Source: The Oxford Book of Carols, 1928, 1964
Most of this has been posted elsewhere, but here is the entire text of the Oxford Book of Carols commentary on "Good King Wenceslas":
This rather confused narrative owes its popularity to the delightful tune, which is that of a Spring carol. 'Tempus adest floridum', No. 99. Unfortunately Neale in 1853 substituted for the Spring carol this 'Good King Wenceslas', one of his less happy pieces, which E. Duncan goes so far as to call 'doggerel', and Bullen condemns as 'poor and commonplace to the last degree'. The time has not yet come for a comprehensive book to discard it; but we reprint the tune in its proper setting ('Spring has now unwrapped the flowers'), not without hope that, with the present wealth of carols for Christmas, 'Good King Wenceslas' may gradually pass into disuse, and the tune be restored to spring-time. Neale did the same kind of thing to another Spring carol, In vernali tempore' (No. 98; cf. No. 102); but this was not popularized by Bramley & Stainer. Rather strongly worded, isn't it?

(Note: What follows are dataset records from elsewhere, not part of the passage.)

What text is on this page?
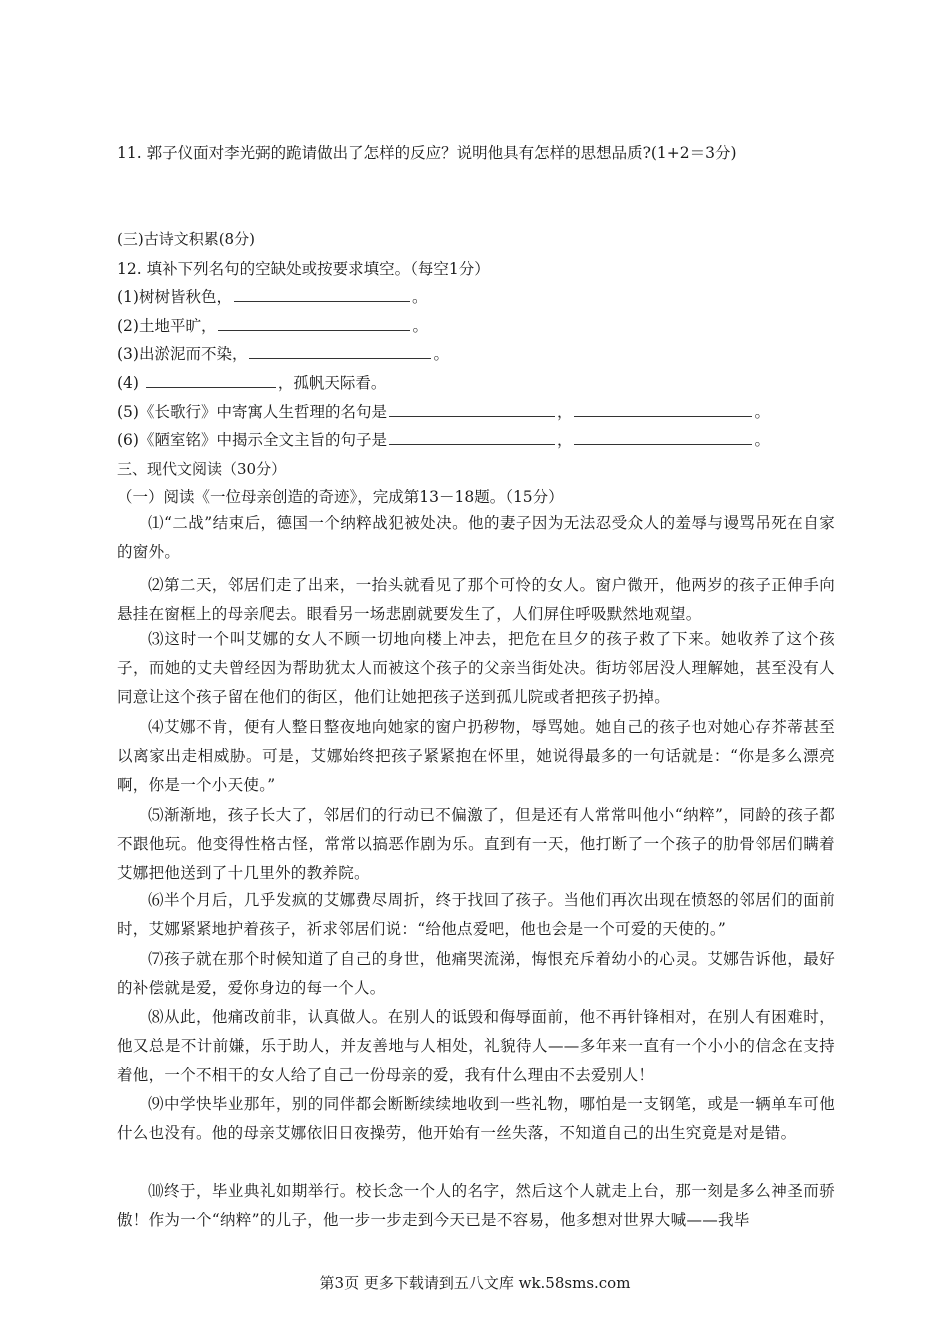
11. 郭子仪面对李光弼的跪请做出了怎样的反应？说明他具有怎样的思想品质?(1+2＝3分)
(三)古诗文积累(8分)
12. 填补下列名句的空缺处或按要求填空。（每空1分）
(1)树树皆秋色，	。
(2)土地平旷，	。
(3)出淤泥而不染，	。
(4)	，孤帆天际看。
(5)《长歌行》中寄寓人生哲理的名句是	，	。
(6)《陋室铭》中揭示全文主旨的句子是	，	。
三、现代文阅读（30分）
（一）阅读《一位母亲创造的奇迹》，完成第13－18题。（15分）

⑴“二战”结束后，德国一个纳粹战犯被处决。他的妻子因为无法忍受众人的羞辱与谩骂吊死在自家的窗外。

⑵第二天，邻居们走了出来，一抬头就看见了那个可怜的女人。窗户微开，他两岁的孩子正伸手向悬挂在窗框上的母亲爬去。眼看另一场悲剧就要发生了，人们屏住呼吸默然地观望。

⑶这时一个叫艾娜的女人不顾一切地向楼上冲去，把危在旦夕的孩子救了下来。她收养了这个孩子，而她的丈夫曾经因为帮助犹太人而被这个孩子的父亲当街处决。街坊邻居没人理解她，甚至没有人同意让这个孩子留在他们的街区，他们让她把孩子送到孤儿院或者把孩子扔掉。

⑷艾娜不肯，便有人整日整夜地向她家的窗户扔秽物，辱骂她。她自己的孩子也对她心存芥蒂甚至以离家出走相威胁。可是，艾娜始终把孩子紧紧抱在怀里，她说得最多的一句话就是：“你是多么漂亮啊，你是一个小天使。”

⑸渐渐地，孩子长大了，邻居们的行动已不偏激了，但是还有人常常叫他小“纳粹”，同龄的孩子都不跟他玩。他变得性格古怪，常常以搞恶作剧为乐。直到有一天，他打断了一个孩子的肋骨邻居们瞒着艾娜把他送到了十几里外的教养院。

⑹半个月后，几乎发疯的艾娜费尽周折，终于找回了孩子。当他们再次出现在愤怒的邻居们的面前时，艾娜紧紧地护着孩子，祈求邻居们说：“给他点爱吧，他也会是一个可爱的天使的。”

⑺孩子就在那个时候知道了自己的身世，他痛哭流涕，悔恨充斥着幼小的心灵。艾娜告诉他，最好的补偿就是爱，爱你身边的每一个人。

⑻从此，他痛改前非，认真做人。在别人的诋毁和侮辱面前，他不再针锋相对，在别人有困难时，他又总是不计前嫌，乐于助人，并友善地与人相处，礼貌待人——多年来一直有一个小小的信念在支持着他，一个不相干的女人给了自己一份母亲的爱，我有什么理由不去爱别人！

⑼中学快毕业那年，别的同伴都会断断续续地收到一些礼物，哪怕是一支钢笔，或是一辆单车可他什么也没有。他的母亲艾娜依旧日夜操劳，他开始有一丝失落，不知道自己的出生究竟是对是错。

⑽终于，毕业典礼如期举行。校长念一个人的名字，然后这个人就走上台，那一刻是多么神圣而骄傲！作为一个“纳粹”的儿子，他一步一步走到今天已是不容易，他多想对世界大喊——我毕

第3页 更多下载请到五八文库 wk.58sms.com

OK, now look at the commentary from The Shorter New Oxford Book of Carols (1993):
Wenceslas is the German form of Vaclav. Vaclav the Good reigned in Bohemia from 922 to 929, later becoming the Czech patron saint. Neale's carol is not based on any known incident in the saint's life: it is probably no more than a pious illustration of the virtue of charity—
Stephen's Day (Boxing Day, 26 December) is a traditional day for giving to the poor. The tune is that of a spring song from Piae Cantiones (1582).
Certainly milder, but also not excessively complimentary.
Some of the verses of "Flower Carol" appear in Quaker and Unitarian hymnals, and (as stated above) it's in the Rise Up Singing songbook. As for myself, I prefer "Good King Wenceslas." But then, I also like to eat at McDonald's.